Une question de temps 

Les autorités reconnaissent le fort taux de chômage, mais préfèrent mettre en avant les progrès démocratiques, particulièrement les dernières législatives en mai, organisées avec beaucoup de retard, mais pacifiques et remportées par l'opposition.
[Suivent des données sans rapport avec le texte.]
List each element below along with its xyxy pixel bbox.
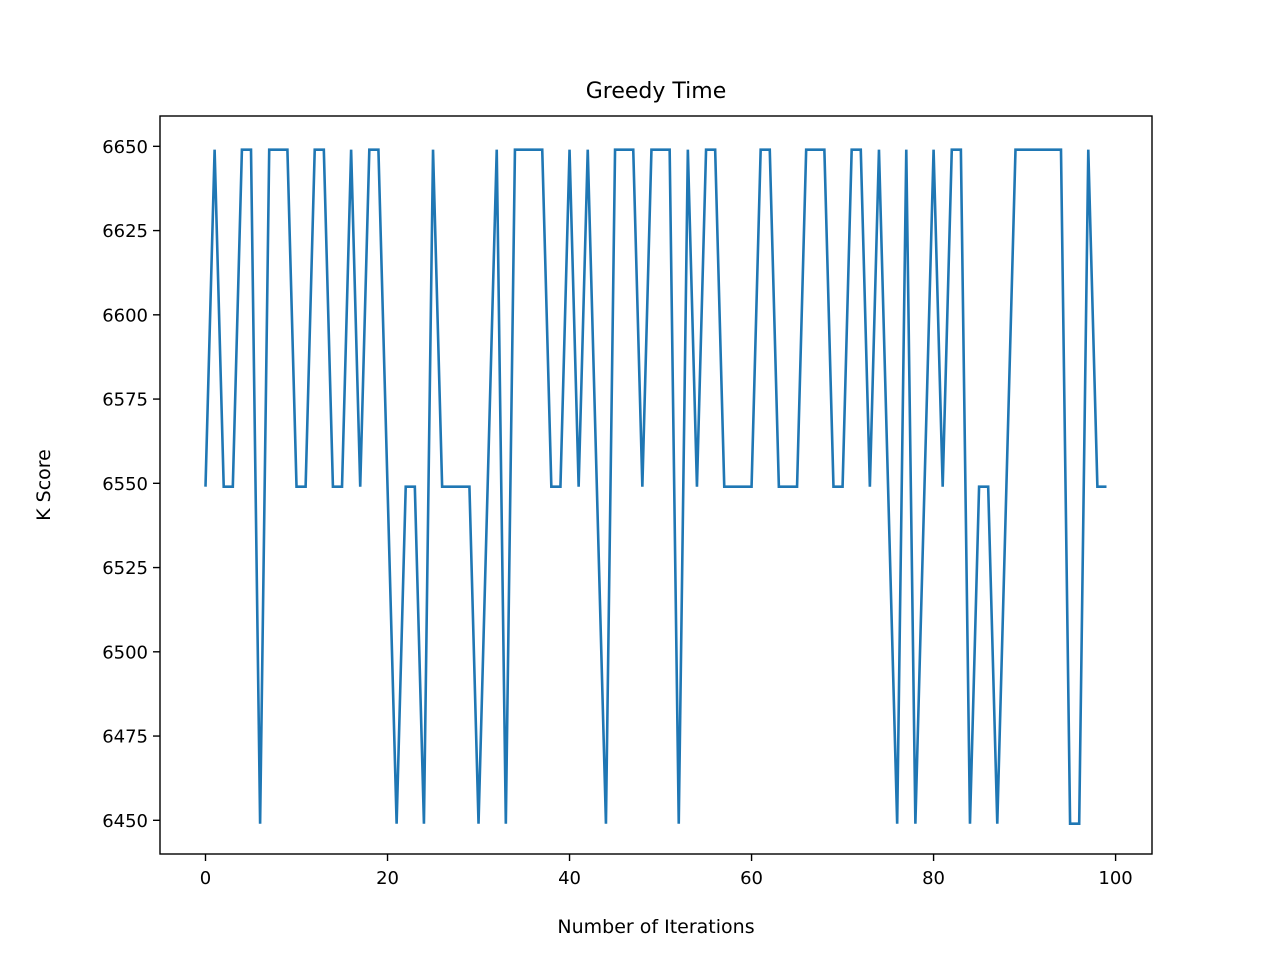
y-axis: 6450 6475 6500 6525 6550 6575 6600 6625 6650 (102, 137, 160, 832)
y-tick-label: 6600 (102, 305, 148, 326)
y-tick-label: 6650 (102, 137, 148, 158)
y-tick-label: 6500 (102, 642, 148, 663)
y-tick-label: 6575 (102, 390, 148, 411)
x-tick-label: 40 (558, 868, 581, 889)
y-tick-label: 6525 (102, 558, 148, 579)
y-tick-label: 6475 (102, 727, 148, 748)
x-axis: 0 20 40 60 80 100 (200, 854, 1133, 889)
y-tick-label: 6450 (102, 811, 148, 832)
x-tick-label: 60 (740, 868, 763, 889)
x-tick-label: 0 (200, 868, 211, 889)
y-axis-label: K Score (33, 449, 55, 521)
y-tick-label: 6625 (102, 221, 148, 242)
chart-title: Greedy Time (586, 79, 727, 104)
y-tick-label: 6550 (102, 474, 148, 495)
x-tick-label: 80 (922, 868, 945, 889)
x-tick-label: 20 (376, 868, 399, 889)
x-tick-label: 100 (1098, 868, 1132, 889)
x-axis-label: Number of Iterations (557, 916, 754, 938)
series-line (204, 148, 1107, 825)
plot-frame (159, 115, 1153, 855)
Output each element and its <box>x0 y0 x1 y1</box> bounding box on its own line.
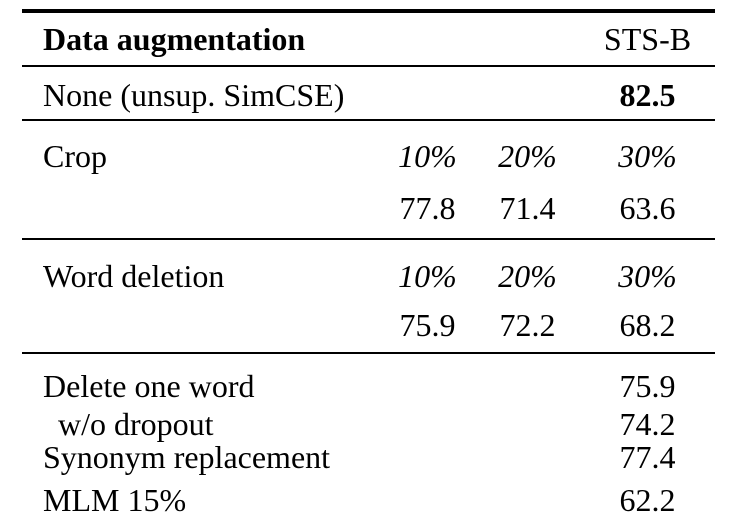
crop-rates-row: Crop 10% 20% 30% <box>22 120 715 182</box>
header-sts-b: STS-B <box>580 11 715 67</box>
word-deletion-value-20: 72.2 <box>475 300 580 354</box>
crop-value-20: 71.4 <box>475 182 580 240</box>
word-deletion-rate-10: 10% <box>398 257 457 294</box>
crop-values-row: 77.8 71.4 63.6 <box>22 182 715 240</box>
word-deletion-label: Word deletion <box>43 257 225 294</box>
word-deletion-rates-row: Word deletion 10% 20% 30% <box>22 239 715 300</box>
mlm-value: 62.2 <box>619 481 676 512</box>
table-header-row: Data augmentation STS-B <box>22 11 715 67</box>
mlm-row: MLM 15% 62.2 <box>22 473 715 512</box>
word-deletion-rate-20: 20% <box>498 257 557 294</box>
crop-rate-20: 20% <box>498 138 557 174</box>
synonym-replacement-row: Synonym replacement 77.4 <box>22 440 715 473</box>
baseline-value: 82.5 <box>580 66 715 121</box>
wo-dropout-row: w/o dropout 74.2 <box>22 407 715 440</box>
synonym-replacement-value: 77.4 <box>619 438 676 475</box>
header-data-augmentation: Data augmentation <box>22 11 580 67</box>
mlm-label: MLM 15% <box>43 481 187 512</box>
spacer-cell <box>22 300 380 354</box>
spacer-cell <box>22 182 380 240</box>
crop-label: Crop <box>43 138 107 174</box>
crop-value-30: 63.6 <box>580 182 715 240</box>
crop-value-10: 77.8 <box>380 182 475 240</box>
word-deletion-value-30: 68.2 <box>580 300 715 354</box>
wo-dropout-label: w/o dropout <box>58 405 214 442</box>
delete-one-word-label: Delete one word <box>43 367 255 404</box>
data-augmentation-results-table: Data augmentation STS-B None (unsup. Sim… <box>22 9 715 512</box>
wo-dropout-value: 74.2 <box>619 405 676 442</box>
baseline-label: None (unsup. SimCSE) <box>22 66 580 121</box>
word-deletion-value-10: 75.9 <box>380 300 475 354</box>
delete-one-word-row: Delete one word 75.9 <box>22 353 715 407</box>
baseline-row: None (unsup. SimCSE) 82.5 <box>22 66 715 121</box>
crop-rate-10: 10% <box>398 138 457 174</box>
word-deletion-rate-30: 30% <box>618 257 677 294</box>
word-deletion-values-row: 75.9 72.2 68.2 <box>22 300 715 354</box>
delete-one-word-value: 75.9 <box>619 367 676 404</box>
crop-rate-30: 30% <box>618 138 677 174</box>
synonym-replacement-label: Synonym replacement <box>43 438 331 475</box>
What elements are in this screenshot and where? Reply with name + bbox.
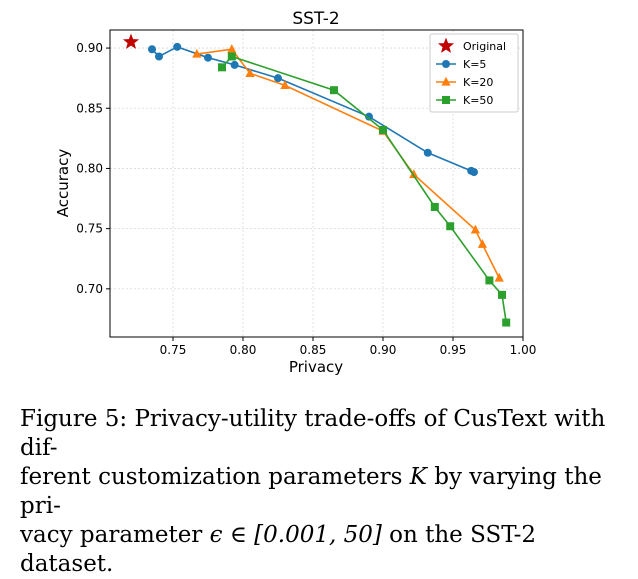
data-point — [173, 42, 182, 51]
chart: SST-2 0.75 0.80 0.85 0.90 0.95 1.00 0.700.750… — [54, 9, 537, 376]
x-tick-label: 0.90 — [370, 343, 397, 357]
legend-entry: Original — [437, 37, 506, 53]
data-point — [155, 52, 163, 61]
data-point — [192, 48, 202, 58]
legend-marker — [441, 76, 451, 86]
y-tick-label: 0.90 — [76, 41, 103, 55]
caption-math-epsilon: ϵ ∈ [0.001, 50] — [209, 522, 382, 548]
series-k-50 — [218, 52, 511, 327]
data-point — [227, 44, 237, 53]
y-axis-ticks: 0.70 0.75 0.80 0.85 0.90 — [76, 41, 110, 296]
caption-line-3: vacy parameter ϵ ∈ [0.001, 50] on the SS… — [20, 522, 536, 577]
legend-label: Original — [463, 40, 506, 53]
data-point — [423, 148, 432, 157]
data-point — [477, 239, 487, 248]
data-point — [274, 74, 282, 83]
data-point — [245, 68, 255, 77]
data-point — [446, 222, 455, 231]
series-k-5 — [148, 42, 478, 177]
x-tick-label: 0.75 — [160, 343, 187, 357]
legend-marker — [437, 37, 455, 53]
plot-area — [109, 29, 524, 338]
legend-entry: K=50 — [436, 94, 493, 107]
x-tick-label: 0.95 — [440, 343, 467, 357]
data-point — [227, 52, 236, 61]
legend-marker — [442, 60, 450, 68]
data-point — [379, 125, 387, 134]
data-point — [498, 290, 506, 299]
data-point — [365, 112, 373, 121]
y-tick-label: 0.85 — [76, 101, 103, 115]
data-point — [494, 272, 504, 282]
data-point — [409, 169, 419, 179]
data-point — [280, 80, 290, 89]
legend-entry: K=5 — [436, 58, 486, 71]
legend: Original K=5 K=20 K=50 — [429, 33, 519, 113]
y-axis-label: Accuracy — [54, 149, 72, 218]
x-tick-label: 0.85 — [300, 343, 327, 357]
x-tick-label: 1.00 — [510, 343, 537, 357]
x-axis-ticks: 0.75 0.80 0.85 0.90 0.95 1.00 — [160, 337, 537, 357]
series-line — [151, 45, 475, 173]
legend-label: K=50 — [463, 94, 493, 107]
original-star-point — [122, 33, 140, 49]
legend-entry: K=20 — [436, 76, 493, 89]
data-point — [430, 202, 439, 211]
figure-caption: Figure 5: Privacy-utility trade-offs of … — [20, 405, 620, 579]
data-point — [470, 224, 480, 234]
data-point — [218, 63, 226, 72]
x-axis-label: Privacy — [289, 358, 343, 376]
data-point — [230, 60, 239, 69]
caption-line-2: ferent customization parameters K by var… — [20, 464, 602, 519]
y-tick-label: 0.75 — [76, 222, 103, 236]
y-tick-label: 0.70 — [76, 282, 103, 296]
y-tick-label: 0.80 — [76, 161, 103, 175]
chart-title: SST-2 — [292, 9, 339, 29]
legend-box — [429, 33, 519, 113]
data-point — [470, 168, 478, 177]
data-point — [485, 276, 494, 285]
legend-label: K=20 — [463, 76, 493, 89]
legend-label: K=5 — [463, 58, 486, 71]
caption-line-1: Figure 5: Privacy-utility trade-offs of … — [20, 406, 606, 461]
series-layer — [122, 33, 511, 327]
data-point — [204, 53, 212, 62]
data-point — [330, 86, 338, 95]
data-point — [502, 318, 511, 327]
caption-math-k: K — [409, 464, 427, 490]
data-point — [148, 45, 156, 54]
x-tick-label: 0.80 — [230, 343, 257, 357]
legend-marker — [442, 96, 450, 104]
Un bémol: aucune femme n'a été élue. “Je préfère mon identité et ma dignité aux dollars et à la soumission”, explique Saeed Shukri, fondateur du seul musée du Somaliland et ancien combattant anti-Barre. Représentant des autorités du Somaliland à Washington, Bashir Goth, estime que l'Occident est réticent à reconnaître officiellement son pays, avant qu'un pays africain ne le fasse, mais que le soutien augmente. 

“C'est une question de temps”, assure-t-il, même si les cas de l'Érythrée et du Soudan du Sud, dont les sécessions respectivement de l'Éthiopie et du Soudan ont débouché l'une sur une dictature ultrarépressive, l'autre sur une guerre civile sanglante, ne plaident pas la cause du Somaliland. 
Côté économie, le gouvernement espère qu'un contrat de 442 millions de dollars signé avec une entreprise basée à Dubaï pour développer le port de Berbera attirera d'autres investisseurs et créera des emplois. À Hargeisa, Ihsan Ahmed Abdullahi, 23 ans, reste optimiste: “Notre pays évolue lentement, mais sûrement (...) on voit désormais des femmes à des hautes fonctions au sein du gouvernement”, glisse-t-elle. “J'espère avoir un jour un emploi et contribuer à construire le Somaliland”.